Christ Church, Skipton, and Long Preston schools carefully chose fabrics to bring the greeting ‘namaste’ alive. “We had lots of fun designing, choosing materials and creating the letters for the sign," said the school.Today amongst Hindi speakers throughout the world namaste is a simple greeting to say hello.

SELFA and the Bentham Primary School group worked incredibly hard with their amazing volunteer, Nicky, and made scrunchies, cushions and a hat and gloves. Other competition entries were from individuals – a beautiful quilt, a selection of bags and a cushion from a little brother’s 'Babygro'.

There was even an entry from a three year-old, who chose to use her metallic paints to paint over an existing cushion cover.

There were the usual events in Fairtrade Fortnight and activities to help children understand that Fairtrade is helping the farmers that grow the things we love to become more resilient in the climate emergency.

Coffee, banana, tea and cocoa farmers are facing increasingly unpredictable weather and their livelihoods are under threat, as are the crops they grow. The twice-yearly extra payment – the Fairtrade Premium provides training and opportunities to invest in the future. For example last year in 2022, Fairtrade producers across Latin America and the Caribbean planted more than 300,000 trees in six months.

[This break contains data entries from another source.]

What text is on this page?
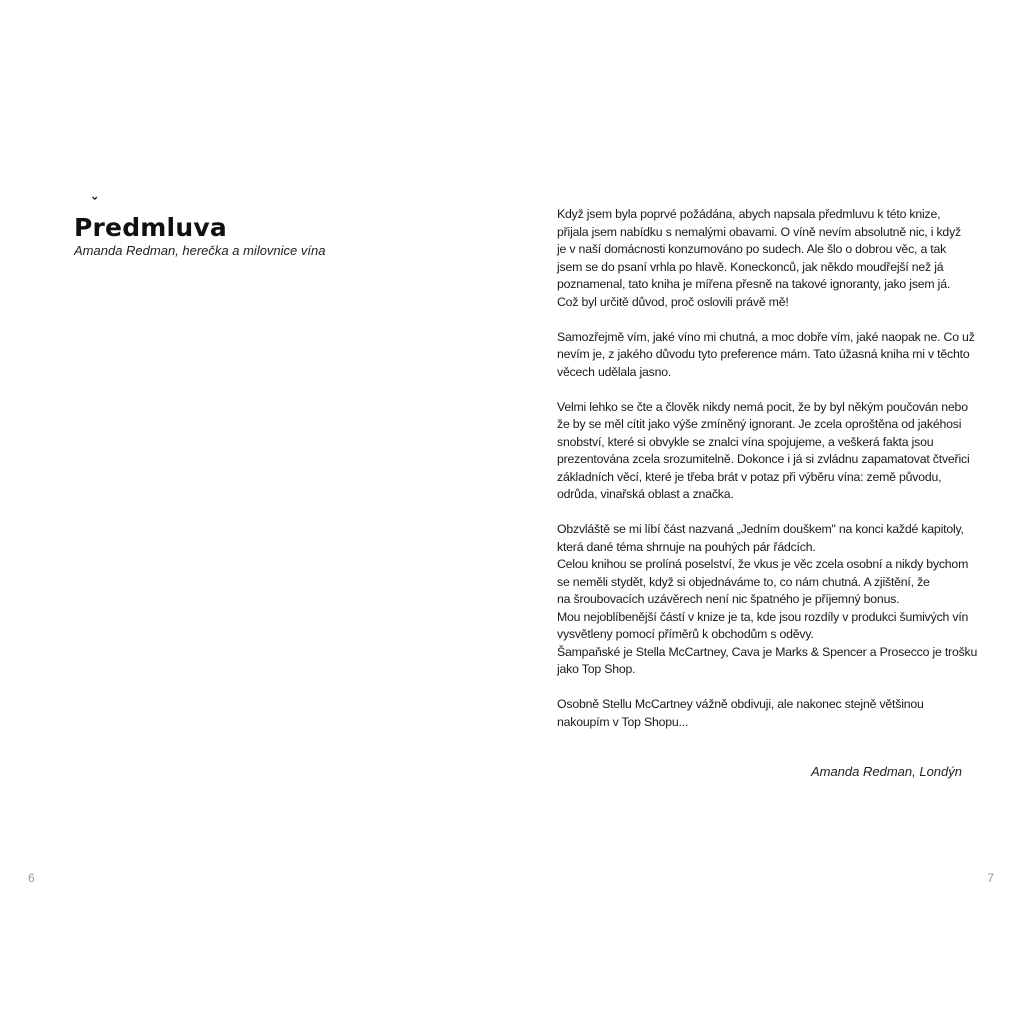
ˇ
Predmluva

Amanda Redman, herečka a milovnice vína

6

Když jsem byla poprvé požádána, abych napsala předmluvu k této knize,
přijala jsem nabídku s nemalými obavami. O víně nevím absolutně nic, i když
je v naší domácnosti konzumováno po sudech. Ale šlo o dobrou věc, a tak
jsem se do psaní vrhla po hlavě. Koneckonců, jak někdo moudřejší než já
poznamenal, tato kniha je mířena přesně na takové ignoranty, jako jsem já.
Což byl určitě důvod, proč oslovili právě mě!

Samozřejmě vím, jaké víno mi chutná, a moc dobře vím, jaké naopak ne. Co už
nevím je, z jakého důvodu tyto preference mám. Tato úžasná kniha mi v těchto
věcech udělala jasno.

Velmi lehko se čte a člověk nikdy nemá pocit, že by byl někým poučován nebo
že by se měl cítit jako výše zmíněný ignorant. Je zcela oproštěna od jakéhosi
snobství, které si obvykle se znalci vína spojujeme, a veškerá fakta jsou
prezentována zcela srozumitelně. Dokonce i já si zvládnu zapamatovat čtveřici
základních věcí, které je třeba brát v potaz při výběru vína: země původu,
odrůda, vinařská oblast a značka.

Obzvláště se mi líbí část nazvaná „Jedním douškem" na konci každé kapitoly,
která dané téma shrnuje na pouhých pár řádcích.
Celou knihou se prolíná poselství, že vkus je věc zcela osobní a nikdy bychom
se neměli stydět, když si objednáváme to, co nám chutná. A zjištění, že
na šroubovacích uzávěrech není nic špatného je příjemný bonus.
Mou nejoblíbenější částí v knize je ta, kde jsou rozdíly v produkci šumivých vín
vysvětleny pomocí příměrů k obchodům s oděvy.
Šampaňské je Stella McCartney, Cava je Marks & Spencer a Prosecco je trošku
jako Top Shop.

Osobně Stellu McCartney vážně obdivuji, ale nakonec stejně většinou
nakoupím v Top Shopu...

Amanda Redman, Londýn

7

At Settle Primary School, year-five and year-six children discovered for themselves how unfair trade is when they took part in a 'trading trainers' game organised by Liz Roodhouse from Craven Development Education Centre (DEC), based at St Andrews Church. No matter how hard they worked they still remained poor.

At Cononley School the younger children enjoyed following the journey of cocoa from bean to chocolate bar using a box of resources borrowed from Craven Development Education Centre. It involved role play and was a lot of fun.